In its latest report, SSGA considered 34 of the largest SWFs, located in 26 different jurisdictions, which as of year-end 2020, have total assets of approximately $8.5 trillion, representing 5 percent of total global markets.
The bi-annual report highlights the key trends witnessed between 2018 and 2020, including overall asset allocation remaining largely stable with equities continuing to be the largest exposure.
The number of SWFs has shrunk due to mergers, underscoring the SSGA’s previous analysis that fund size is a more important predictor of asset allocation than fund origin or other characteristics.

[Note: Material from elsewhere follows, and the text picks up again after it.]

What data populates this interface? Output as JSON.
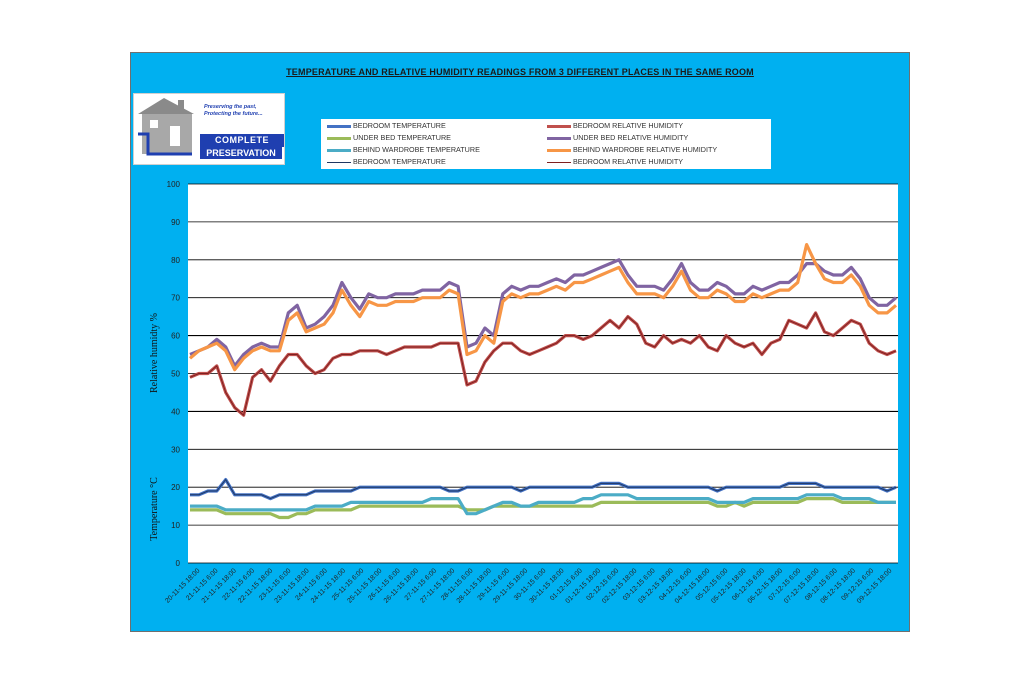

Size enables greater diversification and higher allocations to alternatives, and therefore supports better performance over the long run.
More than half of the sovereign wealth funds’ alternatives allocation was concentrated in real estate and private equity, with SWFs owning roughly 16 percent of global assets under management (AUM) in the latter industry.
“Surprisingly, SWF returns are similar to those of public pension funds over the past decade, with SWFs benefiting slightly more during risk-on periods,” the report stated.
Between 2018 and 2020, total SWF assets under management (AUM) grew by an annualised 11.3 percent, as compared to 5.5 percent over the previous time period.
Sovereign wealth funds in the Middle East
State Street Global Advisors’ analysis of sovereign wealth funds has consciously focused on the largest sovereign wealth funds as they exhibit long-term trends and benefit from the classic characteristics of no explicit liabilities and a diversified international asset pool, in contrast to newer funds whose original portfolio may be state-owned enterprises.
This long-term trend shows that SWFs are approaching an equilibrium strategic asset allocation, with any increased alternatives exposure constrained by liquidity needs as well as market supply.
Furthermore, any major shifts in the global economy such as a commodity cycle or geopolitical shifts in the balance of payments surpluses are likely to be mirrored in SWF asset allocation strategies going forward, the report concluded.